What is on the agenda for each leader:
Joe Biden: The US President is desperate for some good news following a grim North American summer dominated by the chaotic withdrawal from Afghanistan and surging coronavirus cases. The new AUKUS partnership – announced with much fanfare at a joint virtual press conference – did not deliver Biden the triumphant headlines he wanted. Instead, the focus was on France’s furious reaction and the extraordinary decision to recall the ambassador to Washington for the first time in history.
Narendra Modi: The US and Australia are leading the push to contain China’s regional ambitions at the Quad, but it is India who has the most at stake. Narendra Modi, a Hindu nationalist, leads the country that poses the biggest long-term economic threat to China’s dominance of Asia.
For now, India remains reliant on security support from other Quad partners in the broader Indo-Pacific, but it is about to do the heavy lifting in another key area: vaccine diplomacy. No other member has the capacity to produce vaccines on the same scale as India. The Quad members will help fund the production and distribution of vaccines from India to poorer countries across the Indo-Pacific. China has been supporting dozens of countries in the region with millions of doses while India prioritised domestic distribution due to its Delta outbreak.
Scott Morrison: The Australian Prime Minister is definitely punching above his weight when it comes to being a member of the Quad. The other three nations all have significantly larger populations, economies and military budgets than Australia.
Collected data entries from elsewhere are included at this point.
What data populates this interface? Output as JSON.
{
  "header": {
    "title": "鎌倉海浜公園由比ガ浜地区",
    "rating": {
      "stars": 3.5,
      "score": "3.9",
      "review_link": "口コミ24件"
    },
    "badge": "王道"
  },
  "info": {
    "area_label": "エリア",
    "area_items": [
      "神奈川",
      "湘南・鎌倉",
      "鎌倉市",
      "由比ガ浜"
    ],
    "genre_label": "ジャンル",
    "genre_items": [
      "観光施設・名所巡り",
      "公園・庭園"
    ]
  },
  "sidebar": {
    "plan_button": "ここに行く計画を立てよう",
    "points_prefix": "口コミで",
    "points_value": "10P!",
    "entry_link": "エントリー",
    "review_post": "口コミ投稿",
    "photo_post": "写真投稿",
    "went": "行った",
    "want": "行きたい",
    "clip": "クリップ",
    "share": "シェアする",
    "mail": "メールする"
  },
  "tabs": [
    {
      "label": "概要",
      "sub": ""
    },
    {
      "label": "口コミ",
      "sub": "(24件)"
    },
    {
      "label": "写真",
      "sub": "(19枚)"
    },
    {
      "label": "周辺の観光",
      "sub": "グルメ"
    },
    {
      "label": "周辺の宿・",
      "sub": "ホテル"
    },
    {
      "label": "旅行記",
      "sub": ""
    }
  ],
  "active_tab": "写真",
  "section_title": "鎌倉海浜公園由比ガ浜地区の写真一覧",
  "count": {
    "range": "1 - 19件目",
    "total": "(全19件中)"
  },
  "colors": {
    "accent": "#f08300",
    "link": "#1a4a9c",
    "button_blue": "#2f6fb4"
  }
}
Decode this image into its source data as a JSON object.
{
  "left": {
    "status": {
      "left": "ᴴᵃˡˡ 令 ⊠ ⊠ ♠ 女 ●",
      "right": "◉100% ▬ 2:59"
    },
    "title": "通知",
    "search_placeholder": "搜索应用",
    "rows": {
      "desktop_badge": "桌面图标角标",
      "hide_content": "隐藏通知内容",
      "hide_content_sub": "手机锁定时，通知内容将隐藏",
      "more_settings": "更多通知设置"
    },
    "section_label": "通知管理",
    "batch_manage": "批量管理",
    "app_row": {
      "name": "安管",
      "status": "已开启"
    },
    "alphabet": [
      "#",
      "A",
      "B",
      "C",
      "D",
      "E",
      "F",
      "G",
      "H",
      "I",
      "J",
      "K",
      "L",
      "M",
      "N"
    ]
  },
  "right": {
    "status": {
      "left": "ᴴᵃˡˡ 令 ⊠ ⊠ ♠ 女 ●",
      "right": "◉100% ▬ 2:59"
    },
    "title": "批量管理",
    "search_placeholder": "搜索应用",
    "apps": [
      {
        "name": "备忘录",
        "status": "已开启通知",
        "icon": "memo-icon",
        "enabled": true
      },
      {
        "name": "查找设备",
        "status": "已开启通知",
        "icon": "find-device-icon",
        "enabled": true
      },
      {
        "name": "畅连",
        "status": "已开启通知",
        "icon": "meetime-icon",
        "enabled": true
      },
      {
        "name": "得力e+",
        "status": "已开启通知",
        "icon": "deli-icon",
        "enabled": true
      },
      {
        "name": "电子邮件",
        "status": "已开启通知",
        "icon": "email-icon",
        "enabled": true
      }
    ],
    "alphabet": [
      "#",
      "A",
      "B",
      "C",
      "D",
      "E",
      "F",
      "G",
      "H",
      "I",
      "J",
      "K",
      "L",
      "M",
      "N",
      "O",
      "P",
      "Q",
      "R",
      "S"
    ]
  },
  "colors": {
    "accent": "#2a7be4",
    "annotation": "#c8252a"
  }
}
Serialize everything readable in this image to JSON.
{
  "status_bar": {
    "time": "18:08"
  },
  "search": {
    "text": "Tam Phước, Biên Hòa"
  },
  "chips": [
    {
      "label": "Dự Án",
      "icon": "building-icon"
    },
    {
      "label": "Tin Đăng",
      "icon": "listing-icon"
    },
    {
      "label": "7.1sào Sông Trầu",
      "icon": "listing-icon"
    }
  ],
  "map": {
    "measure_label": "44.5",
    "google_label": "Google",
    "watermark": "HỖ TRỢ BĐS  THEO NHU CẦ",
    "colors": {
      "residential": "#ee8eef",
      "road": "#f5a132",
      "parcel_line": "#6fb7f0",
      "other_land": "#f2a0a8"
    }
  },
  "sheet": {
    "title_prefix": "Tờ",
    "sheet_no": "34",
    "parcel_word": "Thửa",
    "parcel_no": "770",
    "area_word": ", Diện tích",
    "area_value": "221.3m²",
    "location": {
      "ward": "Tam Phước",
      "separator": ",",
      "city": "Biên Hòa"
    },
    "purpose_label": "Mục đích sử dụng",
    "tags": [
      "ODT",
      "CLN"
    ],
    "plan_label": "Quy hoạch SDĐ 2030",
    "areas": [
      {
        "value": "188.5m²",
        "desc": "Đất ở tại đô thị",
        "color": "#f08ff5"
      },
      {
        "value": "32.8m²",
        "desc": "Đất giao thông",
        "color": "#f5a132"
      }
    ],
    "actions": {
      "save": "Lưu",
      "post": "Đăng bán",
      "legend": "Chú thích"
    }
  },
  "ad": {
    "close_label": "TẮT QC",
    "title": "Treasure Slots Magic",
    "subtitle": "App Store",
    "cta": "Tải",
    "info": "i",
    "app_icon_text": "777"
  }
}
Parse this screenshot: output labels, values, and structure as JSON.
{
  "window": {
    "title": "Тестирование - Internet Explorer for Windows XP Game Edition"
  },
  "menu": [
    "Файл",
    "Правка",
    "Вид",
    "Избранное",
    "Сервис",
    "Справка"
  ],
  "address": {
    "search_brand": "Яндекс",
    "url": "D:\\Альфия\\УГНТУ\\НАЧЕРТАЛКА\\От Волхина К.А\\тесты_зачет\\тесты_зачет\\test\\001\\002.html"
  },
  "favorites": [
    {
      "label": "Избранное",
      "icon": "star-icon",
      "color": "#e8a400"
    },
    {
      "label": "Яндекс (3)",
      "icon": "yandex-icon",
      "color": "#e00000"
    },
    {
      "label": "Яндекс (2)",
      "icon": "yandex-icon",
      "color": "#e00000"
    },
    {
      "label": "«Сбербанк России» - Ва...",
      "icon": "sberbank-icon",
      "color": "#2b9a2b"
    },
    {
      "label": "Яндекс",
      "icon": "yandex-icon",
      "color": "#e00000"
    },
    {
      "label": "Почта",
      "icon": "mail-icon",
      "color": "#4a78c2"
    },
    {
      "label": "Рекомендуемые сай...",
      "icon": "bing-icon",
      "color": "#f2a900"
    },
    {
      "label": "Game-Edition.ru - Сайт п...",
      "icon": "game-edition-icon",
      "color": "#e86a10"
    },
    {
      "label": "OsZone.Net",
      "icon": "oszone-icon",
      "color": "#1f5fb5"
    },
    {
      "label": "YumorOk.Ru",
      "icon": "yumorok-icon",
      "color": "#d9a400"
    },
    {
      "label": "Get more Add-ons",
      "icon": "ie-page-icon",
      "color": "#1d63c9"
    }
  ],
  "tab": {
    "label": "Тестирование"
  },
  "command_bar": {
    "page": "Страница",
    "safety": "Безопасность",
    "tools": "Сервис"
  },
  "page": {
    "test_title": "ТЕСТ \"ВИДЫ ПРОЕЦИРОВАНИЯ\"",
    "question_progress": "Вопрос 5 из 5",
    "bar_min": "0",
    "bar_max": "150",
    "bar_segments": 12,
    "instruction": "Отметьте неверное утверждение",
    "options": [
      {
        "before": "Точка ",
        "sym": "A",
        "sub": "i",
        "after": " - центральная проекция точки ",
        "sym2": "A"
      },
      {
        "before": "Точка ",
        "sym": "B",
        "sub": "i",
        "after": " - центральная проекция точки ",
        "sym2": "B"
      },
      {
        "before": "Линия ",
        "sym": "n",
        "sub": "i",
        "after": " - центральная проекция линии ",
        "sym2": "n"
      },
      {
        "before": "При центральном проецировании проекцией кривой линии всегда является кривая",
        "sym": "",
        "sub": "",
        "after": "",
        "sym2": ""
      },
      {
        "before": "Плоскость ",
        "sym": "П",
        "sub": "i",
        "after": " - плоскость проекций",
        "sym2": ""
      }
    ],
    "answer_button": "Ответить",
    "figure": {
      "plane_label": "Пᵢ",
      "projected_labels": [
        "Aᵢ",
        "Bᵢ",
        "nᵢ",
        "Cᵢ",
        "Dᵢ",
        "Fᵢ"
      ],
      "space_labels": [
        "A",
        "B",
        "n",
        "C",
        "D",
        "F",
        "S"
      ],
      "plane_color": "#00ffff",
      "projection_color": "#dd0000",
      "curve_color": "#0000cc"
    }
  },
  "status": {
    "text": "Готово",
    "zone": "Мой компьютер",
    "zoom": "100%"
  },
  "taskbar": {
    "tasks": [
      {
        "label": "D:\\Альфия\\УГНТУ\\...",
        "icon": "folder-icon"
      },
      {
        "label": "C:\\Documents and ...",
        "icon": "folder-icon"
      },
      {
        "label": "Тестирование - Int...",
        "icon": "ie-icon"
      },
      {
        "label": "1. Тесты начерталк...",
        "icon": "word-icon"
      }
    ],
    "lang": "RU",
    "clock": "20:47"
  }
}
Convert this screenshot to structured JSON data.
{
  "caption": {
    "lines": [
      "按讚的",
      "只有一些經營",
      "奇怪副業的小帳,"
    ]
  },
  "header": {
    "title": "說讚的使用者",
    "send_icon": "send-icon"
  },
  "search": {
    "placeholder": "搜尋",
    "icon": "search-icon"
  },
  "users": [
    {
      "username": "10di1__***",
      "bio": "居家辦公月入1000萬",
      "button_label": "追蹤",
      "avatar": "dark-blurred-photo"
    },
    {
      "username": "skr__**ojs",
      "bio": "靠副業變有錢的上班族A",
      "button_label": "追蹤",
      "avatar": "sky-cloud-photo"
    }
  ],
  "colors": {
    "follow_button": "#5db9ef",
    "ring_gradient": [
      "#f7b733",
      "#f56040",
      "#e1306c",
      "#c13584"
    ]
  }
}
Meeting as an equal partner with the leaders of three such significant nations at the White House is a major moment for Morrison.
The Quad is important for Australia’s strategic interests because the country does not want to be left isolated against a rising and increasingly assertive China. For example, the Quad could open up lucrative export destinations to sell its rare earth minerals and develop a reliable supply chain for semiconductors that cannot be disrupted by Beijing.
Yoshihide Suga: Japan’s lame-duck Prime Minister has one last farewell trip to Washington. By the time he returns home next week, the Liberal Democratic Party will be on the cusp of replacing him. The 72-year-old resigned on September 3 after his approval ratings fell into the 30s and will leave office on Thursday.
Japan has championed the Quad as a regional deterrent to China, its superpower neighbour. It has ongoing territorial disputes over islands in the East China Sea with Beijing and as south-east Asia’s largest aid donor, is keenly aware of China’s growing influence in its immediate region. It wants all of its Quad partners to do more, particularly on infrastructure, as an alternative to China’s Belt and Road Initiative.